Désignation des produits d'origine végétale (art. 5)

"Steak de soja", "saucisse végétale"... autant de dénominations utilisées à des fins commerciales pour désigner des produits végétaux, en référence à des denrées alimentaires d'origine animale, qui ne seront plus autorisées en France. La loi interdit désormais dans un nouvel article L.412-10 du code de la consommation, l'utilisation pour décrire, commercialiser et promouvoir des aliments à base de protéines végétales, de dénominations utilisées pour désigner des produits d'origine animale. Un décret précisera la proportion de protéines végétales au-delà de laquelle d’utilisation de telles dénominations sera interdite, ainsi que les sanctions encourues en cas de manquement.

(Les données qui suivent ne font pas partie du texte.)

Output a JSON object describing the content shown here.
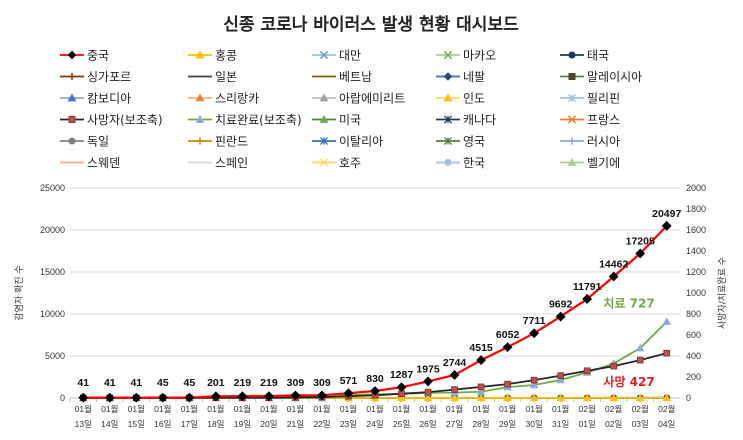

Tout en s'inscrivant clairement dans la continuité du célèbre arrêt "TofuTown" de la Cour de justice de l’Union européenne (C-422/16 du 14 juin 2017), cette disposition – largement débattue dans le cadre de la loi EGalim - introduit une interdiction plus large que celle protégeant les dénominations réservées par un texte à des denrées d’origine animale. Toutefois, si aucune liste des dénominations concernées n’est fournie par le décret à venir, la notion de dénominations « utilisées pour désigner des denrées alimentaires d’origine animale » promet encore quelques débats.

Fromage fermier (art.6)

La loi autorise désormais la désignation de "fromages fermiers" pour des fromages affinés en dehors de l'exploitation agricole, mais dans le respect des usages traditionnels et à condition que le consommateur en soit informé (selon des modalités à fixer par décret).

Conclusion

Si elle n’a peut-être pas fait grand bruit lors de son adoption (du fait de la crise de la Covid-19 sans doute, mais également de la rapidité du processus législatif), cette loi compense en partie les déceptions causées par la censure du Conseil constitutionnel lors de l’examen de la loi EGalim.

Elle permet ainsi des avancées concrètes vers une plus grande transparence sur les produits alimentaires, notamment en ce qui concerne l'origine des produits, et si son impact potentiel sur le marché unique ne manquera pas de faire grincer des dents, elle fait écho à certains des objectifs européens rappelés récemment par la Commission européenne dans sa communication "Une Stratégie « De la ferme à la table »".

La vigilance est en tout cas de mise dès aujourd’hui pour les opérateurs, car plusieurs dispositions sont déjà applicables ou le seront prochainement, même si des décrets d'application sont encore attendus.